COST292 at TRECVID 2006
Warning: your browser seems to be quite old, or at least old enough that it does not support the minimal standard capabilities of today's browsers, which are used extensively on this site. Please upgrade to a browser that supports web standards, specifically one that supports minimal CSS1 capabilities, such as Netscape 6 or higher, IE 5 or higher, or Opera 5 or higher. Your browsing experience will be much better! Thanks.
Introduction
Having a long term experience in TRECVID activities, COST292 partners have decided to submit results for evaluation in all four system task of TRECVID 2006, namely shot boundary determination, high-level feature extraction, interactive search and rushes exploitation. This action is coordinated by Dr Janko Calic from University of Bristol, United Kingdom.
Shot boundary detection task is to identify the shot boundaries with their location and type (cut or gradual) in the given video clip. The submission is led by Jenny Benois-Pineau from LABRI Bordeaux, France, joined by contribution from Delft University of Technology, Netherlands.
High-level features system task is evaluating the effectiveness of detection methods for high-level semantic concepts such as "Indoor/Outdoor", "People", "Speech". The group leader is Dr Selim Aksoy from Bilkent University, Ankara, Turkey. Additional contributors are Dublin City University, Ireland and National Technical University from Athens, Greece.
The central system task of interactive search is led by Qianni Zhang from Queen Mary, University of London, United Kingdom. A retrieval platform is maintained by ITI, Thessaloniki, Greece, while additional contributors include Slovakia with audio classification and Belgrade with relevance feedback.
Finally, the rushes task is coordinated by Janko Calic from University of Bristol, United Kingdom, with contributions from Dublin City University, Ireland, from LABRI, Bordeaux, France and from Delft University of Technology, Netherlands.
After the initial meeting of the COST292 technical committee in San Sebastian, Spain on 1-2 March 2006, it is decided which partners will coordinate and contribute to which system task as well as that the first submission workshop of the TRECVID activity will be hosted by LABRI in Bordeaux, France on 8-9 June 2006. Follow-up activity is planned for early September to conduct the search experiments and compile the search task results.
The core milestones of the TRECVID 2006 submission are as follows:
- 15 August 2006 – Shot Boundary Task due
- 21 August 2006 – Feature task due
- 15 September 2006 – Search task due
- 23 October 2006 – Conference papers due
- 7 November 2006 – Workshop registration closes
- 13-14 November 2006 – NIST conference
Results
Shot boundary detection task
- 10 runs were submitted.
- Two shot boundary detection techniques were used:
- Uses spatiotemporal block based analysis for the extraction of low level events.

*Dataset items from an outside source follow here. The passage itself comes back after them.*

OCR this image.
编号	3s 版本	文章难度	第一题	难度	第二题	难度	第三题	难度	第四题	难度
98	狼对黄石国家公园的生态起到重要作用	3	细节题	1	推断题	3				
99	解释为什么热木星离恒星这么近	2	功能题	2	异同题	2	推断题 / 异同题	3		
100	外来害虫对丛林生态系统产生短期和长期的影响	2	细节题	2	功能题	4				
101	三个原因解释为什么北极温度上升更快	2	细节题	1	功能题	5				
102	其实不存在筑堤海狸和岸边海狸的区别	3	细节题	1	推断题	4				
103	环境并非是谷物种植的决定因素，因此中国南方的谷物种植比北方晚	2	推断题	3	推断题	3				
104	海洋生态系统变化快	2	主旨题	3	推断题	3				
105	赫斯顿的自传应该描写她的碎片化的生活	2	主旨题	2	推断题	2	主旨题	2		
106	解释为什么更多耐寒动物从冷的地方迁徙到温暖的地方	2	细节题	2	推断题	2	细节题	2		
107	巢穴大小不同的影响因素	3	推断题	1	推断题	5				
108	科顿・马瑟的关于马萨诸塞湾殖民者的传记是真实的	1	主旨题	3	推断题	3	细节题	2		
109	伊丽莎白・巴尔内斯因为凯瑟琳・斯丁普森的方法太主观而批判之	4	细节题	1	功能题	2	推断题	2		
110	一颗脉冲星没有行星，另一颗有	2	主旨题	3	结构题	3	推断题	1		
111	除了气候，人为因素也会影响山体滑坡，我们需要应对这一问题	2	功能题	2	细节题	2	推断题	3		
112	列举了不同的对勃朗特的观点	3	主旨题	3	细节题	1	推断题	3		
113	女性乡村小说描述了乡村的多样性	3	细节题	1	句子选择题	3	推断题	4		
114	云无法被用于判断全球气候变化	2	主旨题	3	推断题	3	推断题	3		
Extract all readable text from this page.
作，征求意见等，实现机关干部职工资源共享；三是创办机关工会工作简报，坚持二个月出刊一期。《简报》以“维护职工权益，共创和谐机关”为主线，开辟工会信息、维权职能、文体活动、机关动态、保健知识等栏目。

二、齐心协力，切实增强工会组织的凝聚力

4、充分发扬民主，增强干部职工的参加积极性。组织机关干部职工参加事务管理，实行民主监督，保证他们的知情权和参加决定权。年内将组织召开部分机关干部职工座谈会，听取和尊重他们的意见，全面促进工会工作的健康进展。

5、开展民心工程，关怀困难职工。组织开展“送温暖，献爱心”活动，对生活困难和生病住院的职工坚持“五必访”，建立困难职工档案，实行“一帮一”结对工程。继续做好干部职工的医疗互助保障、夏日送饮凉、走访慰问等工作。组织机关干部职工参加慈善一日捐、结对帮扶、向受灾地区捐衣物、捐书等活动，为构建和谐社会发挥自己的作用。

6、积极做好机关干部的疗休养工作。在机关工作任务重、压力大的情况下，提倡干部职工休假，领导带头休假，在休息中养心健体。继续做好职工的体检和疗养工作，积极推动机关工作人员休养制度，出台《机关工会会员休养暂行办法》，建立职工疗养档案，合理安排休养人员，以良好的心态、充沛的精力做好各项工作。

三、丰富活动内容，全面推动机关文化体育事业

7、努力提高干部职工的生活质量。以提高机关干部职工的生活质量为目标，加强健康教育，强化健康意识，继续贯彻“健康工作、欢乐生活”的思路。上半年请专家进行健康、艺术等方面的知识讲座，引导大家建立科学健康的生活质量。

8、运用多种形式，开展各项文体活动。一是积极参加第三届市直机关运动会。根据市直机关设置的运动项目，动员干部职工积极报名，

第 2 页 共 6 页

- Many methods that use frames or 2D blocks in the frames as the main processing units
- This technique exploits overlapping 3D pixel blocks in the video data.
- Based on the “Rough Indexing Paradigm”
- it works on compressed video only.
- Method works separately on I-frames and P-frames.
- Detection on P-frames is based on the temporal difference of intra-coded macroblocks and the variation of global motion parameters.
- Uses spatiotemporal block based analysis for the extraction of low level events.
High-level feature extraction task
- Three feature extraction approaches were used:
- The first approach uses keyframes of each video sequence. The following 7 features were extracted and used in this approach: desert, vegetation, mountain, road, sky, fire-explosion and snow.
- The second system uses low-level feature extraction to assign labels to sub-regions for each keyframe. A Bayesian Classifier is then trained (using two separate models) based on this “bag of sub-regions”. We have trained these models using for six classes: snow, vegetation, waterscape, sky, mountain and outdoor.
- The third method focussed on the extraction of textual information from the digital media. This allows e.g. speaker information, location, date/time, score, results etc. to be queried more thoroughly.
Interactive search task
- 6 runs were submitted:
- 3 using ITI framework + QMUL RF;
- 3 using QMUL stand-along module + QMUL RF.
- In this task, lead by QMUL, an integrated search system was developed for an interactive retrieval application:
- Combines basic retrieval functionalities in various modalities (i.e. visual, audio, textual)
- Uses a user interface supporting the submission of queries using any combination of the available retrieval tools.
- The basic retrieval modules integrated in the developed search application are below:
- Visual similarity search – using MPEG-7 XM and its extensions.
- Audio filtering – based on the video shot audio information.
- Textual information processing – exploiting audio features extracted for each shot, indicating the presence of noise, speech and music in the shot.
- Relevance feedback – train the system to adapt its behaviour to users’ preferences by involving a human in the retrieval process.
Rushes task
- A video summarisation system targeting intuitive browsing of large video archives was used.
- Camera work classification module detects and annotates regions with appropriate camera motion
- ‘Arousal value’ determined by affective modelling
- Arousal value assigned to extracted keyframes
- Value used to optimally lay out final video summary on single display or page.